I'm sure better results would come from a nicer HVLP gun, although I don't really know which gun to use. I guess that you'd want to spend about $200-$300 for a nice one, but if you know someone to borrow from that'd be better. That's the reason I bought the HF gun....I don't know anyone and the HF gun was on sale for $30.
Loehle sells something called a "nip file". Get one of those....they are great for "nipping" a run without sanding the whole area. It's basically a section of vixen file glued to a wood backing board. Works great!
With any paint, the surface prep is important. The Loehle primer worked great, and when the surface was pre-treated with Pre-Kote the results were great. I love that Pre-Kote! The primer also sanded really easy, so you can get a perfectly smooth surface if you put in the time sanding.

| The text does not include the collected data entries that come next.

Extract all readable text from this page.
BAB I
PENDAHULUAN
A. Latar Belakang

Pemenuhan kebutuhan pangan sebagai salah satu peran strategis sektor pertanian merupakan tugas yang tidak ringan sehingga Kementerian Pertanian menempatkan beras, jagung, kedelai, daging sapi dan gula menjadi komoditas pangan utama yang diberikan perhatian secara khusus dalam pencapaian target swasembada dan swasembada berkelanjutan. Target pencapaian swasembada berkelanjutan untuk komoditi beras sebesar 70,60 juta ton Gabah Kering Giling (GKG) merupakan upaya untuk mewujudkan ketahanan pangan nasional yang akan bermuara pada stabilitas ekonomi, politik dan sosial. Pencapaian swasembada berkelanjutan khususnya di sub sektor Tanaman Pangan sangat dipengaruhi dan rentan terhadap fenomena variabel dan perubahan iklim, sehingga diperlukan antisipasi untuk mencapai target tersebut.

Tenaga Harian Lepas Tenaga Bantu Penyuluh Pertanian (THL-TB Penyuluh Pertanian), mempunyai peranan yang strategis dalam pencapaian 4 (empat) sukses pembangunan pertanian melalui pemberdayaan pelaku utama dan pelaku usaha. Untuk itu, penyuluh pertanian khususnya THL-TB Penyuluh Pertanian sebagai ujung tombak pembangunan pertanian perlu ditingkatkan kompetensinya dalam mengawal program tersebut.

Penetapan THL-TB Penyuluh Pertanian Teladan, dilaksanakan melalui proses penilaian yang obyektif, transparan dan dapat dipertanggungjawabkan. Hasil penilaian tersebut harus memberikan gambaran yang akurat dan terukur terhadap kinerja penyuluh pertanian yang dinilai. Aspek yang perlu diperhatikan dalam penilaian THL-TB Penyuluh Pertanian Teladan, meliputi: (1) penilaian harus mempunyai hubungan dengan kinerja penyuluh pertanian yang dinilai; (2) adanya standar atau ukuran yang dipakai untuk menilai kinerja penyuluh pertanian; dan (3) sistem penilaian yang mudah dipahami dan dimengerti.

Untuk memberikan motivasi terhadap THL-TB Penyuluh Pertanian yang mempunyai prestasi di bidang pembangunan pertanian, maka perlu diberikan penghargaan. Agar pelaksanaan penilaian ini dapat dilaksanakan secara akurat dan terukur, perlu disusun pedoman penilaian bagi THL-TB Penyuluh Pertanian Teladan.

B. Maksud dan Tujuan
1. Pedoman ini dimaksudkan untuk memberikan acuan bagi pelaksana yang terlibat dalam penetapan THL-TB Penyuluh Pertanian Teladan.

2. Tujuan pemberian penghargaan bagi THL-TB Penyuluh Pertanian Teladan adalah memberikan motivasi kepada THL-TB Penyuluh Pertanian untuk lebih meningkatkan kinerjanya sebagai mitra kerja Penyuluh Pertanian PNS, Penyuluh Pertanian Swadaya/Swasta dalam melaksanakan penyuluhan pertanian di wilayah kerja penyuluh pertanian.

I sanded, but didn't get too picky. I wanted to finish, and only sanded a couple of passes. I spent about 3 weeks painting, but like everything, the hours add up quick when you don't really know what you're doing...
After all's said and done, I still really like the Loehle system. It's easy to use compared to Polytone and Aerothane, economical, shines fabulous, and generally gives top value for this amateur builder (me!).